En effet, force est de constater que le transport maritime est très couteux car il nécessite la mobilisation des ressources financières gigantesque. Par conséquence, il est quasiment impossible sinon difficile pour un armateur soucieux de maintenir et de promouvoir sa flotte dans un secteur concurrentiel, d’autofinancer ses expéditions maritimes. Il est en outre très rare qu’une société dispose de fonds suffisants pour faire l’acquisition de matériel de transport et il est alors nécessaire d’avoir recours à un prêteur professionnel : un établissement de crédit. Il faut cependant que l’établissement de crédit puisse se prémunir contre tous les risques de ruine. Seulement, l’emprunt fait naitre une situation d’insécurité qui a pour corollaire, l’encadrement juridique des acteurs du milieu. Ceci est d’autant plus pertinent que l’homme, être de bien matériels pour reprendre Adam Smith, se doit de protéger son patrimoine. C’est ainsi que les crédits ne sont en principe accordés qu’à la condition que leur remboursement soit assuré ou que le risque de défaillance du débiteur soit réduit. En effets, le navire, étant considéré

comme vecteur du transport maritime, un composant principal sinon exclusif du patrimoine de l’armateur . Il n’a pas dans le patrimoine de l’armateur une place indifférente.
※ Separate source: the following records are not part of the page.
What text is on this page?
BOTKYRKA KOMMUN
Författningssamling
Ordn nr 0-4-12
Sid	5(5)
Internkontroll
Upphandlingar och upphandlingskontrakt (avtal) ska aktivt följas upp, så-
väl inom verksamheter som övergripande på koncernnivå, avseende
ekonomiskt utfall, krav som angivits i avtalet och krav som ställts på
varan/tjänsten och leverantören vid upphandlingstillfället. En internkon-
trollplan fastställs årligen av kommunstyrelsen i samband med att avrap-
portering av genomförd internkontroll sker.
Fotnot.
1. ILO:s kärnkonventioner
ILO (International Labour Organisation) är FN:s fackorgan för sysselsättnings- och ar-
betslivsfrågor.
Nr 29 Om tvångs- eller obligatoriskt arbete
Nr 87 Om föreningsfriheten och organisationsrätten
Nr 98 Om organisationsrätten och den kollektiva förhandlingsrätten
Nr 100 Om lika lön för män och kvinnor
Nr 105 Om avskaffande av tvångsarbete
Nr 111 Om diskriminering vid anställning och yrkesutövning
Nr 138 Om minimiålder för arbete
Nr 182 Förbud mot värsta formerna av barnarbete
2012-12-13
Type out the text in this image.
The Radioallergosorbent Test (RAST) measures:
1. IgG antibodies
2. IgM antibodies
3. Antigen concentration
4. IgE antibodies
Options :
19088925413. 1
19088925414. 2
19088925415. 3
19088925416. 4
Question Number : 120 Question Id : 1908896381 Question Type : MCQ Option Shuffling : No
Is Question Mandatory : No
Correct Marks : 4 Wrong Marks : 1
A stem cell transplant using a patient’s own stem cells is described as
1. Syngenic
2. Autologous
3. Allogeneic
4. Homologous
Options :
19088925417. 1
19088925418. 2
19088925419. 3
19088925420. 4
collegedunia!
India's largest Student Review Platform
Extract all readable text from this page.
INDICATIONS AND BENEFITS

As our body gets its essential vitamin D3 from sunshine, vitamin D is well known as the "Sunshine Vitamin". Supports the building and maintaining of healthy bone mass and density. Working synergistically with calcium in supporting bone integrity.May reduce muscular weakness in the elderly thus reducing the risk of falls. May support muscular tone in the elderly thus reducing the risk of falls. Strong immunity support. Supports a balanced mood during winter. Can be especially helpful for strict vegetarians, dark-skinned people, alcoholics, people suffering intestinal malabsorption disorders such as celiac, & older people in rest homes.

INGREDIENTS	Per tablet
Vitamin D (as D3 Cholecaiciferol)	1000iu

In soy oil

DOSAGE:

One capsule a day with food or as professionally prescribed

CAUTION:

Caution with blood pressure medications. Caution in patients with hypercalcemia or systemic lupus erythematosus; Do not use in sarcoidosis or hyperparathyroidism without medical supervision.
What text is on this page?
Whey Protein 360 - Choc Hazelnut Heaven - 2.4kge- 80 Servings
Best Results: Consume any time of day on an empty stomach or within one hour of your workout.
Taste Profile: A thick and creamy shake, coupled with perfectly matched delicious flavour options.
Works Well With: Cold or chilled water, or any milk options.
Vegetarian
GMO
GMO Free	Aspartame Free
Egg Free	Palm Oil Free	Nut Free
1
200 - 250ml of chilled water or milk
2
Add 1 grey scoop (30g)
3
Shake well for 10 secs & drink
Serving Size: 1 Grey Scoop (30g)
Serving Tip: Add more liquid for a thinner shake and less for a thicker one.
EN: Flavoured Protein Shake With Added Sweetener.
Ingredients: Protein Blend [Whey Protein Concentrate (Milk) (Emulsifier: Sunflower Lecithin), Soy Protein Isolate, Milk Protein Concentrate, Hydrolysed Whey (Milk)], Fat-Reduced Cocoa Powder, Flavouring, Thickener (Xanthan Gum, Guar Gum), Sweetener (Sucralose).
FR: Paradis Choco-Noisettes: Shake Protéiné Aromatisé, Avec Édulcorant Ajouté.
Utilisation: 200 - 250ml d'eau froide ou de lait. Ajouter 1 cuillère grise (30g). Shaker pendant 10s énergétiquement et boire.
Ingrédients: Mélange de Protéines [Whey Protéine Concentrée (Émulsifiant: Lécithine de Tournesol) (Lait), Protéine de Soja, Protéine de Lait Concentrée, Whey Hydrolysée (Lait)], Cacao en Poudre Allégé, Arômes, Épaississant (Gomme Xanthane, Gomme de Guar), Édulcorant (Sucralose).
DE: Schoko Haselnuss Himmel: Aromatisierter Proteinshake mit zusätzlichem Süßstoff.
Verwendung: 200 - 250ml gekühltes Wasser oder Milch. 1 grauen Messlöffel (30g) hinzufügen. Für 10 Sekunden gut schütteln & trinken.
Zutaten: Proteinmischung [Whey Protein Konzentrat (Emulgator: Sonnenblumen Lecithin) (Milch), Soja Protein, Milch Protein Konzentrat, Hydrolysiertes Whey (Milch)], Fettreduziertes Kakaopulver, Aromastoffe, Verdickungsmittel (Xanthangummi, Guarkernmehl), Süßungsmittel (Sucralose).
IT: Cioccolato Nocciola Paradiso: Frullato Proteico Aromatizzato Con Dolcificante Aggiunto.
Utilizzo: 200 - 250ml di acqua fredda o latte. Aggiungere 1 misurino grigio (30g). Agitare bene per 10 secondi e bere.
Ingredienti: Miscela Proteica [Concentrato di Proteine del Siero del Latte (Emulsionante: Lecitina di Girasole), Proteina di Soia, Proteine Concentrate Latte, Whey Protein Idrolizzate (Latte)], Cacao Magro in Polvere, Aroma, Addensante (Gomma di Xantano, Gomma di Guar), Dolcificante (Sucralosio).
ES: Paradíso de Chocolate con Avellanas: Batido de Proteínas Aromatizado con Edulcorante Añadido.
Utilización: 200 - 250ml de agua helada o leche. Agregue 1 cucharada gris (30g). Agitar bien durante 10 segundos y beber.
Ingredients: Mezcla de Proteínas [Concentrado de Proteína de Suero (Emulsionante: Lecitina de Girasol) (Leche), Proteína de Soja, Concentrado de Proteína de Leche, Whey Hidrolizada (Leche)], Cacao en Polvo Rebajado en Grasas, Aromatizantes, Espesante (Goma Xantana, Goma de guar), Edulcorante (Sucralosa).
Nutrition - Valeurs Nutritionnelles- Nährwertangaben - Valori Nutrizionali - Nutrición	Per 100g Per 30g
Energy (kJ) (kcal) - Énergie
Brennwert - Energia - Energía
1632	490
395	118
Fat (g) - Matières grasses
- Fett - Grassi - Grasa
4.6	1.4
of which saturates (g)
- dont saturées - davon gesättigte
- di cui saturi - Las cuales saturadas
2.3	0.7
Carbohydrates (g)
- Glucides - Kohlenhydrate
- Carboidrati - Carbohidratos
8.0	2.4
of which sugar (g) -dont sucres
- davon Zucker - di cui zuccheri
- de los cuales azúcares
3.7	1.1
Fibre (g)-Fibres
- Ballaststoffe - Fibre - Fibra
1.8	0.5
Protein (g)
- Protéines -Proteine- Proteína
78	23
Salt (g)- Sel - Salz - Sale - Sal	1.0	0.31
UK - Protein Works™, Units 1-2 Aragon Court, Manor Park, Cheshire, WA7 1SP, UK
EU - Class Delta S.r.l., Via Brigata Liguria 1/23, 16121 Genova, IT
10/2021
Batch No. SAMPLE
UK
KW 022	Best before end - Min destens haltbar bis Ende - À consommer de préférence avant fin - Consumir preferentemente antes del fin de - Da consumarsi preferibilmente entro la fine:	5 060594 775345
Si en droit commun, selon le code civil tous les biens composant le patrimoine d’une personne physique se valent pour ses créanciers en dehors des cas des suretés particulière grèvent tel ou tel de ces biens. C’est cette règle commune que l’on exprime en disant que le créancier a un droit de gage général sur les biens du débiteur .Cependant, en droit maritime sans qu’il forme nécessairement un patrimoine seul, le navire ne se fond pas dans l’anonymat du patrimoine de l’armateur .Ce qui explique en réalité le division du patrimoine de l’armateur en deux parties à savoir : le patrimoine terrestre et son patrimoine maritime . C’est ce dernier qui englobe le navire. En effet le navire qui par essence, l’élément de la fortune de l’armateur et souvent de très grande valeur, intéresse les créanciers. Il constitue pour l’armateur un élément de crédit, qu’il s’agisse de l’exploitation ou de la construction du navire nécessite une véritable levée de capitaux. C’est ce qui n’est en pratique rendu possible par le jeu des suretés maritimes.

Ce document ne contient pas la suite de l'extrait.